Hello all! Everything has been running fine up until yesterday. We had a bad storm come through early in the morning. The power flickered on and off a few times before I left for work. When I left it was back on but it was raining so hard that when I did my usual pool lookout I couldn't even tell if the water water circulating. No biggie, I thought and headed to work. When I came home from work it was still raining hard. After the rain stopped I noticed the pool was not circulating. I went out to the pump area and immediately turned off the timer switch. The pump plugs into an outlet which leads to the timer. I turned the switch back on and nothing. So I checked the outlet, pushed the test button - nothing, pushed the reset button - nothing. Neither clicked in and neither clicked out. So first thought was outlet is bad. I dragged an extension cord out to the pump, plugged it in and then plugged the extension cord to a working outdoor outlet. This outlet tripped. I reset it, saw the glow light on extension cord so I plugged the pump back in, light went out again so I new outlet had tripped again.

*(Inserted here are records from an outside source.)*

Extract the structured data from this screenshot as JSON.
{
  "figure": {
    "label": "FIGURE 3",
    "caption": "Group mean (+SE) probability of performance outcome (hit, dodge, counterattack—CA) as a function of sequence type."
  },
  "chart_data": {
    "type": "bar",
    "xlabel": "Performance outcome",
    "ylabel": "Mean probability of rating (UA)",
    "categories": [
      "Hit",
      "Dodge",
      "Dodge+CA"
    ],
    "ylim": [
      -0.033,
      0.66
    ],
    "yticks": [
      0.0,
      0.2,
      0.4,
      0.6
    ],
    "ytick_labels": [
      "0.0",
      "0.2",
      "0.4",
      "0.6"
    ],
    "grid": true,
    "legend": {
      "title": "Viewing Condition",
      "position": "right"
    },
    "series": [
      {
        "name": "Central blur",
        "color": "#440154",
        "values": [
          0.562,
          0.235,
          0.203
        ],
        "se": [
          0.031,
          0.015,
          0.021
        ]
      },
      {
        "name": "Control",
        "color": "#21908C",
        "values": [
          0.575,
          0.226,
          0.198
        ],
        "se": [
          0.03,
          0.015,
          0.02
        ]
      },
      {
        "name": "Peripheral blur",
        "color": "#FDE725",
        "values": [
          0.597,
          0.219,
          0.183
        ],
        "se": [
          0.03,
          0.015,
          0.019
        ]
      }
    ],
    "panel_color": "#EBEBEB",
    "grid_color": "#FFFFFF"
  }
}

SO, do you think my pump is dead? What steps can I take from here to determine if it is infact dead? I changed the capacitor a while back, even then it hummed but didn't turn. Now it makes no sound at all.
THANKS!!
~Erin
 
Overheating and high current draw won't pop your outlet GFCI, you will pop your branch circuit breaker. GFCI's pop when there is a leakage to ground--although nearby lightning can freak them out, I have found. If cap has been changed, humming while stopped suggests a broken start/run switch (this is a centrifugal switch that acts when the motor spins up to speed).

Is this motor exposed to the weather? I'm thinking corrosion has gotten to the works of this motor and causing a current leak when it rains, popping the GFCI. At the same time, corrosion may have gotten to the start/run switch, too, causing the problems on restart. Or, your cap may have fried again. Lightning is also not good to motor caps.

There is no real substitute for opening it up and checking the state of the internal workings.
 
I'm gonna hijack this thread just a bit and comment on what an excellent post durk made above.

It is great to have folks like him on the forum who not only have the background and knowledge needed, but can express it in a way that even us electrically-challenged folks can understand perfectly.